Tom Wilkenson and Emily Watson are stunning as Lord and Lady Mansfield. Though both were dedicated to following accepted legal standards, they witnessed firsthand how their niece, Belle, was treated like a second class citizen in their own home.
The captivating Gugu Mbatha-Raw plays Belle, and she brings the same force to this film that Lupita Nyong’o did in her unforgettable, Oscar-winning performance in the above-referred to 12 Years a Slave. Ms. Mbatha-Raw is as emotionally powerful as she is beautiful, and she tries to honor her adopted parents without abandoning her past.
In the process, she develops a powerful kinship with the Mansfield’s adopted white niece, Elizabeth. Played magnificently by Sarah Gadon, the two young girls reflect a future that England’s power brokers want to keep locked in a dark government basement.
Race issues in England are played out for all to see as the Mansfields interrelate socially with the Ashfords, a powerful family with more influence than they deserved. Miranda Richardson is startling as the hateful Lady Ashford, a woman who wants both a title and wealth for her two sons as long as it does not involve interaction with the lowly negro. Her sons reflect her racism without apologies, and it is impossible to feel the slightest sympathy for any of them.
What stirs the film at its climax is the interrelationship of John Davinier, a committed son of a Vicar who is a budding lawyer, with the Mansfield family. Played with grace and style by Sam Reid, he is fighting to help Lord Mansfield understand the tyranny at the heart of slavery. In the process, he and Belle fall madly in love, and they join the struggle to find equality and themselves.

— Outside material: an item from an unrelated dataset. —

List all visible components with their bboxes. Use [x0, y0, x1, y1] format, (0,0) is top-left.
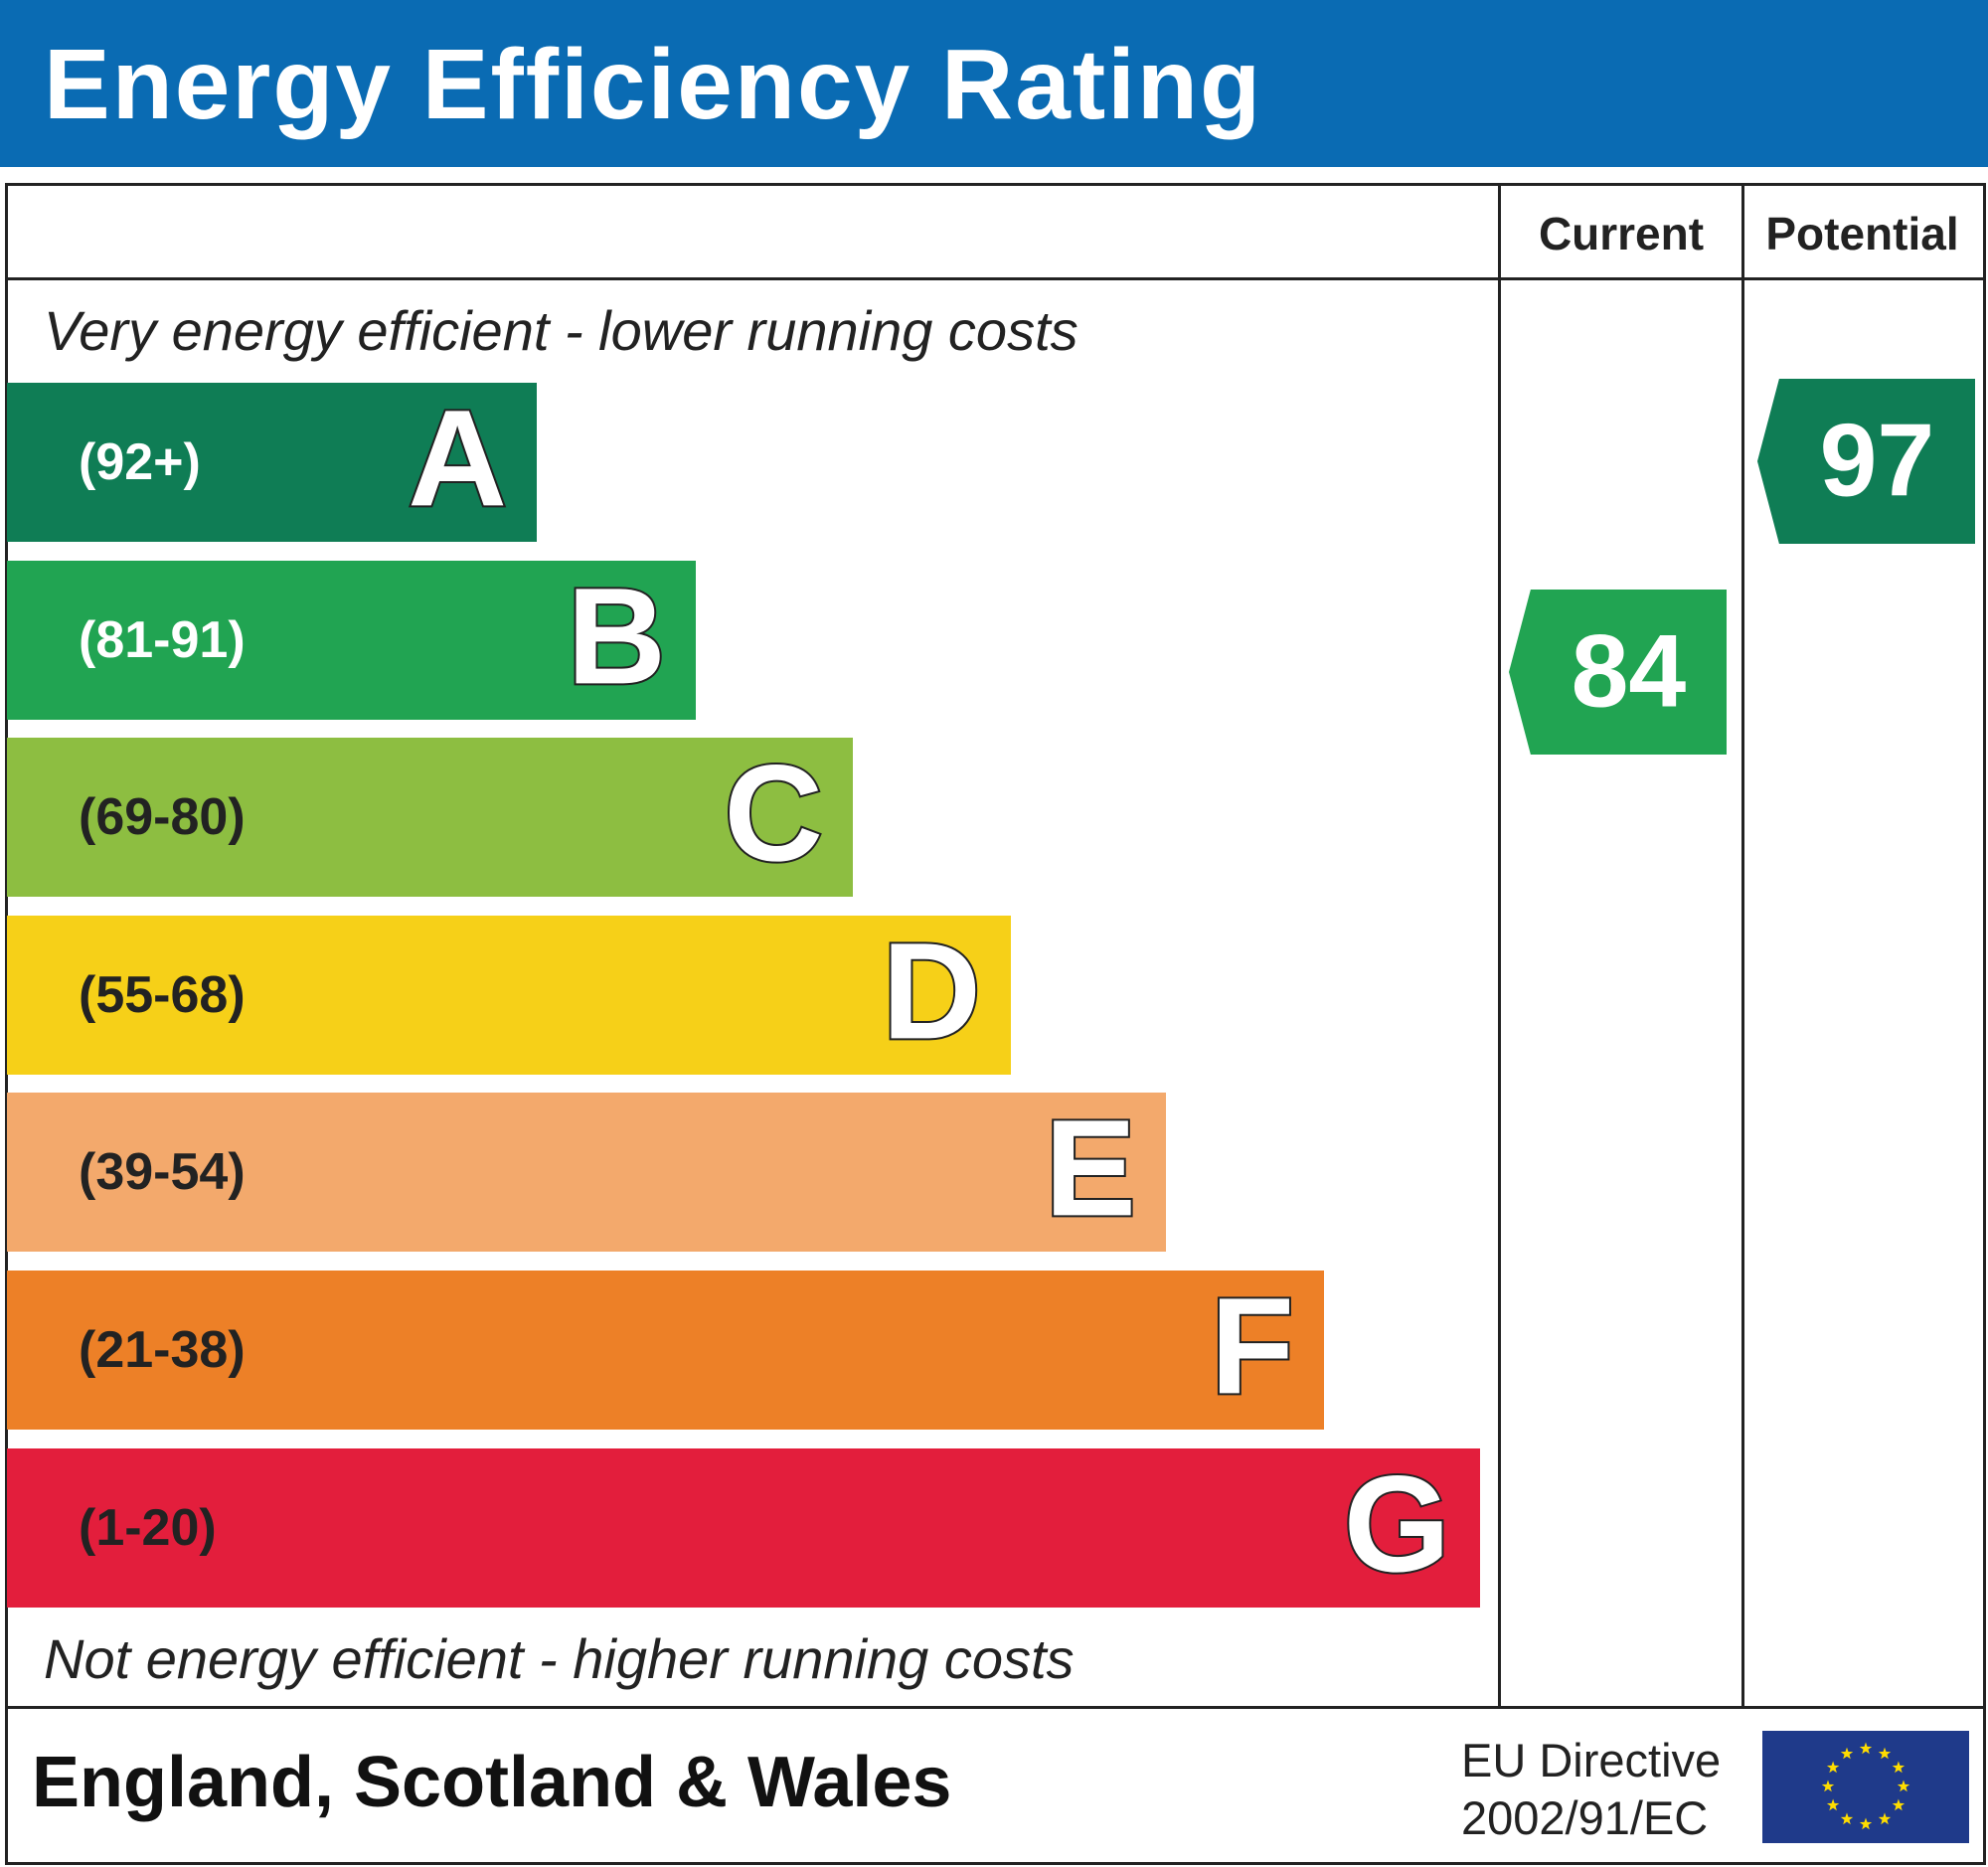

Belle is based on a true story, and I can only ask all of you to imagine if she had a descendent known today as Barack Obama. As I watch the startling amount of vitriol thrown at our President daily by the largely white male leaders of the opposition party, I wonder if Belle would have seen anything different than what existed in her day.
Clearly, we all know that racism is alive in this country today. Look at that idiot rancher in the West who rallied Sean Hannity and his crew at Fox News to his side until revealing that he wanted to return “Negroes to the plantation where they would be happier.” Think of the multimillionaire NBA owner Donald Sterling, and a question remains as to why leaders of the Republican Party don’t simply decry racism as a basis for opposing our President. Quite frankly, their continual silence speaks a thousand words.
While many of those who embrace “family values” condemn a President who is in a wonderful marriage raising two beautiful, intelligent daughters, they simultaneously embrace people like Newt Gingerich and Rush Limbaugh who have been married a combined 7 times. What if one of the President’s daughters was named Belle?
The poor don’t want a higher wage just to justify being poor any more than major corporations are moving overseas to escape Federal taxes. If we really want to make an important contribution to the legacy of slavery still playing out today, then let’s get the government involved and have full-time schools in our major metropolitan areas through the 12th grade.
Feed these kids, clothe these kids and provide intense leadership that has all but been ignored since slavery ended in 1865. Good grief, most individuals serving time in prison for committing acts of violence are school dropouts, and I know that personally from years as a criminal defense attorney. Belle teaches us the simple principle that you find beauty in the eyes of all babies of any color, and the Federal government has an obligation to help them succeed.
Belle was able to find a passionate man who was committed to her and a joint cause, but not everyone is that lucky. There are millions of young African-Americans like Belle who need assistance today, and it’s time for all of us to play a role.